Rodrigo De Paul Bela Aksi Spanduk Malvinas Skuad Argentina

Smallest Font
Largest Font

Gelandang tim nasional Argentina Rodrigo De Paul menegaskan aksi pembentangan spanduk Kepulauan Malvinas usai laga kontra Inggris pada Kamis (16/7/2026) di Atlanta merupakan bentuk penghormatan terhadap para pahlawan. Selebrasi tersebut memicu sorotan tajam karena berpotensi melanggar kode etik stadion FIFA terkait larangan pesan bermuatan politik.

Langkah para pemain membentangkan spanduk bertuliskan klaim kedaulatan tersebut kini terancam sanksi disiplin. FIFA melarang keras masuknya atribut, bendera, hingga pakaian yang mengandung pesan politik atau provokatif di area pertandingan.

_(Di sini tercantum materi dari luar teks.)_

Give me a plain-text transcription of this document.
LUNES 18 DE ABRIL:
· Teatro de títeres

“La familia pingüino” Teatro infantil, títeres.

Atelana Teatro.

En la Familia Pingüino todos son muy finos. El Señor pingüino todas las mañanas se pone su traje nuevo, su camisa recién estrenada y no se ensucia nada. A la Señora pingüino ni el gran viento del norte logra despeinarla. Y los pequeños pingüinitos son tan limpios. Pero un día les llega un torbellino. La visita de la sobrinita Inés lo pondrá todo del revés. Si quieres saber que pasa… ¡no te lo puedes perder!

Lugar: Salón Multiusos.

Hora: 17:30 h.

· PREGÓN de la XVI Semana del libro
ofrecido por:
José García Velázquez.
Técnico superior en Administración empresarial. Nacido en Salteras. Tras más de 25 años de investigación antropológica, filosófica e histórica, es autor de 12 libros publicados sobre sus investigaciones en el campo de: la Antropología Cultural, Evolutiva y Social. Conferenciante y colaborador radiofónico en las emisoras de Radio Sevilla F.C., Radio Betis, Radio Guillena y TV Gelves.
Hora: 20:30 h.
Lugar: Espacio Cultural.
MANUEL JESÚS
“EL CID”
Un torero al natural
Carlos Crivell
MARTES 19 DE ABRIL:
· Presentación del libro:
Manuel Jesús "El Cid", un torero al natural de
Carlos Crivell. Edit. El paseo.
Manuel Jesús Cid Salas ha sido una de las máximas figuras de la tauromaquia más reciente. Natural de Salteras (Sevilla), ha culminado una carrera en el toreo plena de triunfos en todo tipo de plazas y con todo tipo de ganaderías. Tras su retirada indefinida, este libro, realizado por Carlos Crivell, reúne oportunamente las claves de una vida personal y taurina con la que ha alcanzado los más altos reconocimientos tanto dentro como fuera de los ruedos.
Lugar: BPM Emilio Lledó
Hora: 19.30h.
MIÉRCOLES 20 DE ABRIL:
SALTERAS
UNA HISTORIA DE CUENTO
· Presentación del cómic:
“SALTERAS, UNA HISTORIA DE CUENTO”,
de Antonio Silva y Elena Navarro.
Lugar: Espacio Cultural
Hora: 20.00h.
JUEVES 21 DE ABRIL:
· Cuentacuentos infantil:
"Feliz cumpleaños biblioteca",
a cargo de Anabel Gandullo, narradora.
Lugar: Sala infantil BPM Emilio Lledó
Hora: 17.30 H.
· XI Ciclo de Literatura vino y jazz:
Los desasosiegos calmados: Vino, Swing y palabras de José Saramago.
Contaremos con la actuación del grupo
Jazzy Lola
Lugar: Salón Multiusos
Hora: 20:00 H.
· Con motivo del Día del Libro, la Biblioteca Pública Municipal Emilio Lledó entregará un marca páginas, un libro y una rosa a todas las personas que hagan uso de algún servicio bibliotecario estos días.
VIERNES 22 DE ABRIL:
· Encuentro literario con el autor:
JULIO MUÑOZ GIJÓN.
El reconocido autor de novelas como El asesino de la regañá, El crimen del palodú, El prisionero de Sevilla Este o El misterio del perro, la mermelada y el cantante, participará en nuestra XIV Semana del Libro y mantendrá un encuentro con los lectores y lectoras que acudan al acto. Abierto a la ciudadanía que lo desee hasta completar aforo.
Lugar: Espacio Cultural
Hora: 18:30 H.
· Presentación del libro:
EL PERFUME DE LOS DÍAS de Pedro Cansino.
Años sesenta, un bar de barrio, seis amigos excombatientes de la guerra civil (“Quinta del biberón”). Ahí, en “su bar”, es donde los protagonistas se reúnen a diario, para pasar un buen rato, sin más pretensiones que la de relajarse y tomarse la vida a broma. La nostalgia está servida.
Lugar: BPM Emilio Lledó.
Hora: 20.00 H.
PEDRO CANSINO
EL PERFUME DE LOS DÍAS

Gelandang Argentina Rodrigo De Paul memberikan penjelasan mengenai makna emosional di balik aksi selebrasi tersebut bagi masyarakat negaranya.

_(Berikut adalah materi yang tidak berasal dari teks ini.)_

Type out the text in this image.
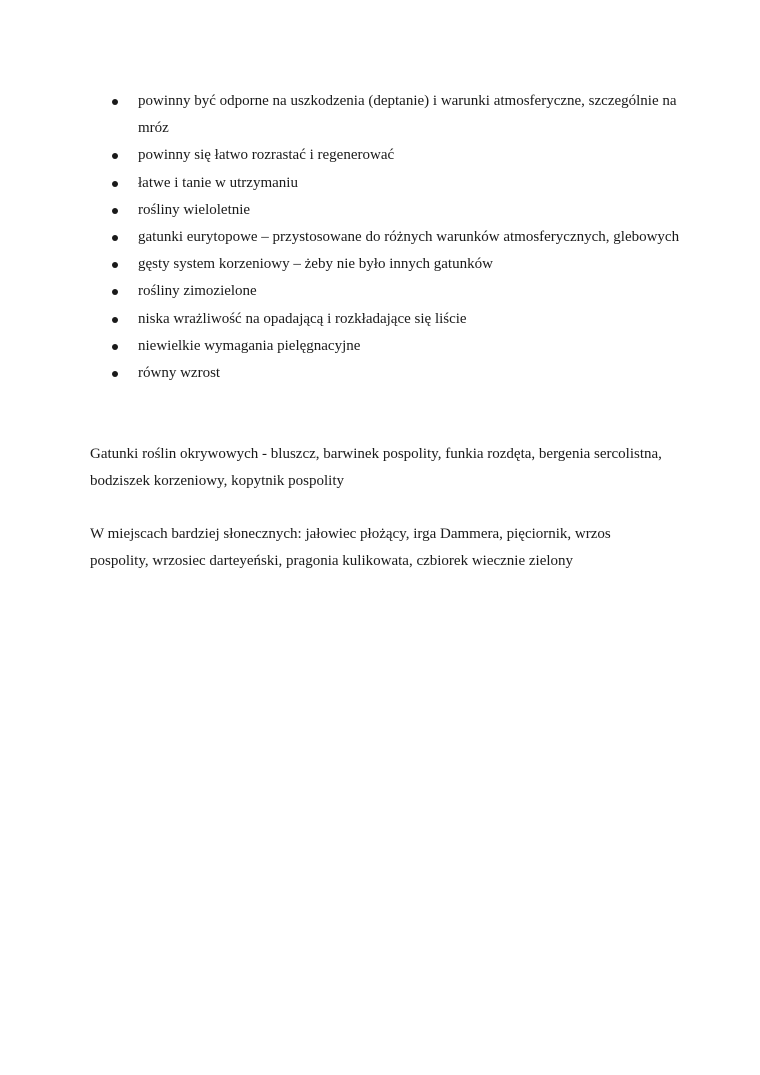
powinny być odporne na uszkodzenia (deptanie) i warunki atmosferyczne, szczególnie na mróz
powinny się łatwo rozrastać i regenerować
łatwe i tanie w utrzymaniu
rośliny wieloletnie
gatunki eurytopowe – przystosowane do różnych warunków atmosferycznych, glebowych
gęsty system korzeniowy – żeby nie było innych gatunków
rośliny zimozielone
niska wrażliwość na opadającą i rozkładające się liście
niewielkie wymagania pielęgnacyjne
równy wzrost

Gatunki roślin okrywowych - bluszcz, barwinek pospolity, funkia rozdęta, bergenia sercolistna, bodziszek korzeniowy, kopytnik pospolity

W miejscach bardziej słonecznych: jałowiec płożący, irga Dammera, pięciornik, wrzos pospolity, wrzosiec darteyeński, pragonia kulikowata, czbiorek wiecznie zielony
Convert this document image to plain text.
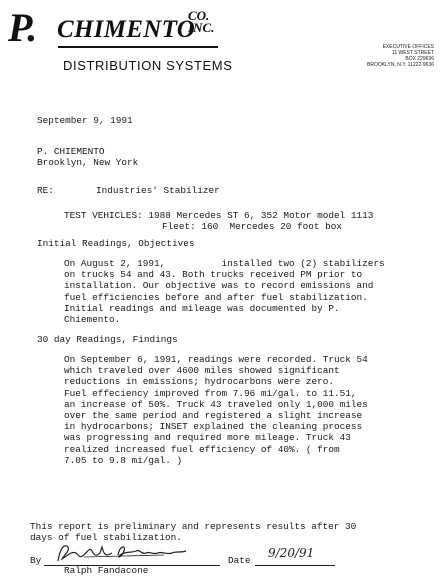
P. CHIMENTO
CO.
INC.
DISTRIBUTION SYSTEMS
EXECUTIVE OFFICES
11 WEST STREET
BOX 229636
BROOKLYN, N.Y. 11222-9636
September 9, 1991
P. CHIEMENTO
Brooklyn, New York
RE:	Industries' Stabilizer
TEST VEHICLES: 1988 Mercedes ST 6, 352 Motor model 1113
Fleet: 160  Mercedes 20 foot box
Initial Readings, Objectives
On August 2, 1991,          installed two (2) stabilizers
on trucks 54 and 43. Both trucks received PM prior to
installation. Our objective was to record emissions and
fuel efficiencies before and after fuel stabilization.
Initial readings and mileage was documented by P.
Chiemento.
30 day Readings, Findings
On September 6, 1991, readings were recorded. Truck 54
which traveled over 4600 miles showed significant
reductions in emissions; hydrocarbons were zero.
Fuel effeciency improved from 7.96 mi/gal. to 11.51,
an increase of 50%. Truck 43 traveled only 1,000 miles
over the same period and registered a slight increase
in hydrocarbons; INSET explained the cleaning process
was progressing and required more mileage. Truck 43
realized increased fuel efficiency of 40%. ( from
7.05 to 9.8 mi/gal. )
This report is preliminary and represents results after 30
days of fuel stabilization.
By
Ralph Fandacone
Date
9/20/91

"Kami memahami ini adalah pertandingan sepak bola yang memiliki makna lebih besar dan mengingatkan pada apa yang pernah dilakukan Diego Maradona," ujar Rodrigo De Paul.

Ia juga menekankan bahwa tindakan tersebut murni didasarkan atas rasa hormat kepada sejarah, meski tetap menyadari batasan sepak bola.

"Kami menyanyikan lagu tentang para pahlawan Malvinas sebagai bentuk penghormatan kepada mereka. Namun kami juga harus mengerti bahwa ini tetap pertandingan sepak bola, sedangkan persoalan Malvinas seharusnya dibahas di tempat lain," lanjut Rodrigo De Paul.

Lebih lanjut, mantan pemain Atletico Madrid tersebut mengenang dampak mendalam dari peristiwa sejarah tersebut bagi negaranya.

"Apa yang terjadi saat itu adalah tragedi. Kami selalu mengenang mereka yang gugur, tetapi tujuan kami sekarang adalah memenangkan pertandingan dan mencapai final," sambung Rodrigo De Paul.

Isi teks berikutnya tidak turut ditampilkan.